Williams simply served her way to the title. She won 38 of 43 first serve points (88%), and poured 65% of her first serves in. Although she won only 39% of her second serve points, it simply did not matter. For her part, Kerber won only 59% of her first serve points but somehow was victorious on 68% of her second serve points.
Had Williams not served so stupendously throughout the match—including 13 aces in eleven games on her delivery—she might have been hard pressed to win. But she fully realized how essential it would be to serve with sustained accuracy, potency and consistency from beginning to end, and she did just that.
Her record at all the majors is excellent. Williams now owns not only seven Wimbledon singles titles, but she has taken six at the Australian and U.S. Opens, and three more at Roland Garros. That is balanced greatness. That is the product of a renewed level of commitment in her thirties after some unproductive years in her twenties. There can be no doubt that the influence of her coach Patrick Mouratoglou has been substantial. Since she started working with him in 2012 after a first round loss at the French Open, Williams has flourished. Her career record prior to the arrival of Mouratoglou was 523-107 (.830) with 41 WTA Tour titles and victories in 13 of 47 Grand Slam events she had played.
Since the Frenchman came into her camp, Williams is now 245-20 (.924) with 29 WTA Tour titles and triumphs in 9 of 17 Grand Slam events she has entered. That is no accident. Her understanding of the game, her prowess as a match player of the highest order and the seriousness of her pursuit of the greatest prizes has been monumentally altered.
My feeling is that she will inevitably move past Graf on the all-time list at the majors, most likely at the U.S.Open in September. It it doesn’t happen for her there, Williams will get No. 23 early next year in Australia. Inevitably, she will tie Margaret Court somewhere along the line. Whether or not she will surpass the statuesque Australian is harder to forecast. Williams turns 35 in September.
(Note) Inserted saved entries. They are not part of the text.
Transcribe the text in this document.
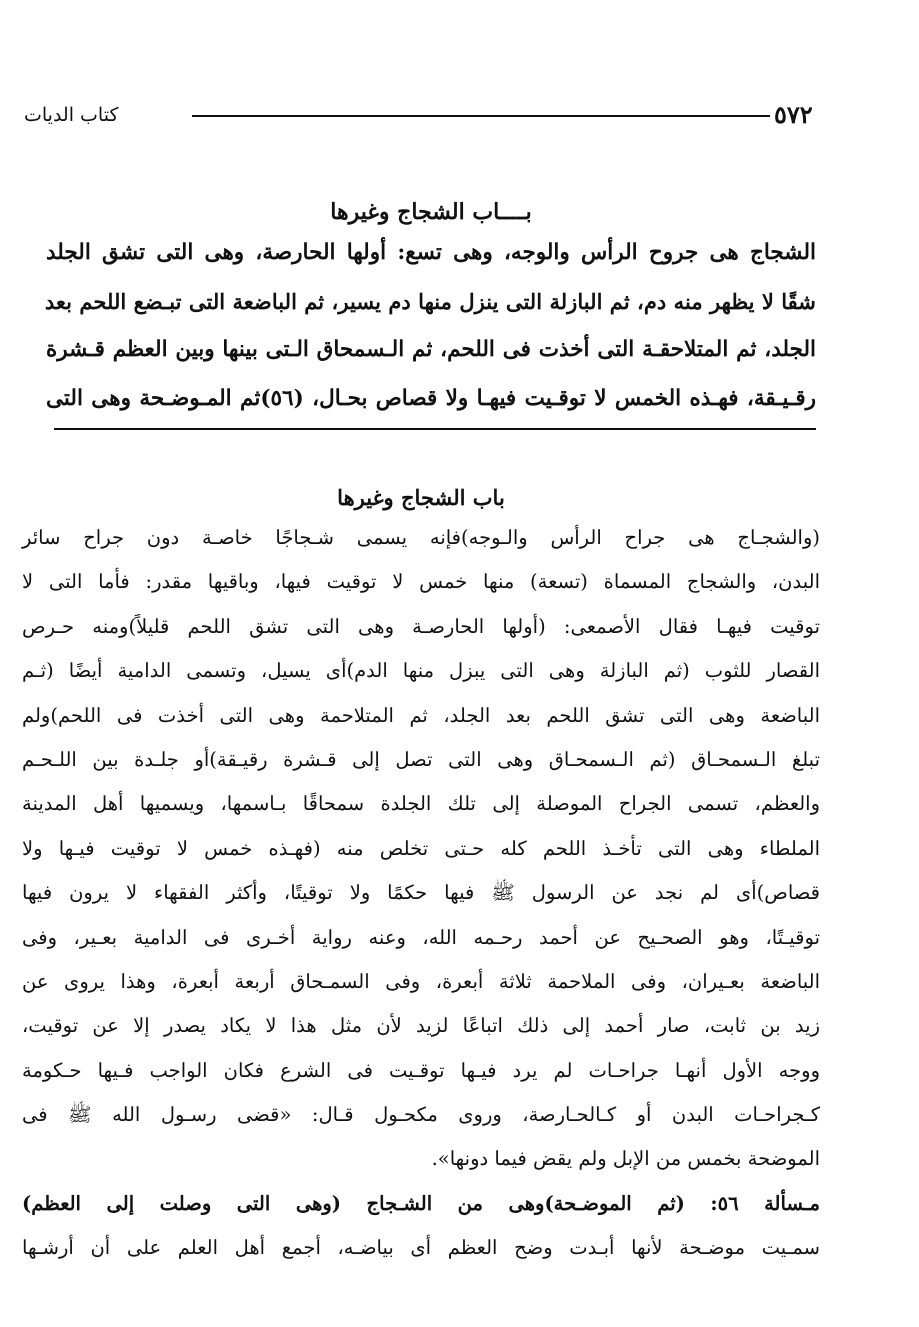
كتاب الديات	٥٧٢
بــــاب الشجاج وغيرها
الشجاج هى جروح الرأس والوجه، وهى تسع: أولها الحارصة، وهى التى تشق الجلد
شقًا لا يظهر منه دم، ثم البازلة التى ينزل منها دم يسير، ثم الباضعة التى تبـضع اللحم بعد
الجلد، ثم المتلاحقـة التى أخذت فى اللحم، ثم الـسمحاق الـتى بينها وبين العظم قـشرة
رقـيـقة، فهـذه الخمس لا توقـيت فيهـا ولا قصاص بحـال، (٥٦)ثم المـوضـحة وهى التى
باب الشجاج وغيرها
(والشجـاج هى جراح الرأس والـوجه)فإنه يسمى شـجاجًا خاصـة دون جراح سائر
البدن، والشجاج المسماة (تسعة) منها خمس لا توقيت فيها، وباقيها مقدر: فأما التى لا
توقيت فيهـا فقال الأصمعى: (أولها الحارصـة وهى التى تشق اللحم قليلاً)ومنه حـرص
القصار للثوب (ثم البازلة وهى التى يبزل منها الدم)أى يسيل، وتسمى الدامية أيضًا (ثـم
الباضعة وهى التى تشق اللحم بعد الجلد، ثم المتلاحمة وهى التى أخذت فى اللحم)ولم
تبلغ الـسمحـاق (ثم الـسمحـاق وهى التى تصل إلى قـشرة رقيـقة)أو جلـدة بين اللـحـم
والعظم، تسمى الجراح الموصلة إلى تلك الجلدة سمحاقًا بـاسمها، ويسميها أهل المدينة
الملطاء وهى التى تأخـذ اللحم كله حـتى تخلص منه (فهـذه خمس لا توقيت فيـها ولا
قصاص)أى لم نجد عن الرسول ﷺ فيها حكمًا ولا توقيتًا، وأكثر الفقهاء لا يرون فيها
توقيـتًا، وهو الصحـيح عن أحمد رحـمه الله، وعنه رواية أخـرى فى الدامية بعـير، وفى
الباضعة بعـيران، وفى الملاحمة ثلاثة أبعرة، وفى السمـحاق أربعة أبعرة، وهذا يروى عن
زيد بن ثابت، صار أحمد إلى ذلك اتباعًا لزيد لأن مثل هذا لا يكاد يصدر إلا عن توقيت،
ووجه الأول أنهـا جراحـات لم يرد فيـها توقـيت فى الشرع فكان الواجب فـيها حـكومة
كـجراحـات البدن أو كـالحـارصة، وروى مكحـول قـال: «قضى رسـول الله ﷺ فى
الموضحة بخمس من الإبل ولم يقض فيما دونها».
مـسألة ٥٦: (ثم الموضـحة)وهى من الشـجاج (وهى التى وصلت إلى العظم)
سمـيت موضـحة لأنها أبـدت وضح العظم أى بياضـه، أجمع أهل العلم على أن أرشـها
She needs to stay free of injuries and make the most of the next two years; thereafter, the windows of opportunity will close swiftly.
Meanwhile, Williams can smile again after enduring her string of hard Grand Slam setbacks. She had not won a major since Wimbledon in 2015. But now her sense of self and enjoyment in playing without emotional burdens will be restored. She clearly wants to be considered the greatest woman player of all time, and the only way she can be worthy of that status is to add more luster to her record.
Her span between majors is already record breaking: she took her first of the premier prizes back in 1999, seventeen long years ago, when she was still only 17 years old. That enduring run of excellence is astonishing. She is bidding to finish a season at No. 1 in the world for the fourth year in a row, and that is impressive; prior to 2013 she had only concluded two years (2002 and 2009) as the top ranked woman in the world.
These next 24 months will be fascinating in determining where we believe Serena Williams belongs on the all time ladder. Meanwhile, she can take some time now to appreciate her latest triumph on the lawns, which just might lead to several more historical moments of supreme consequence.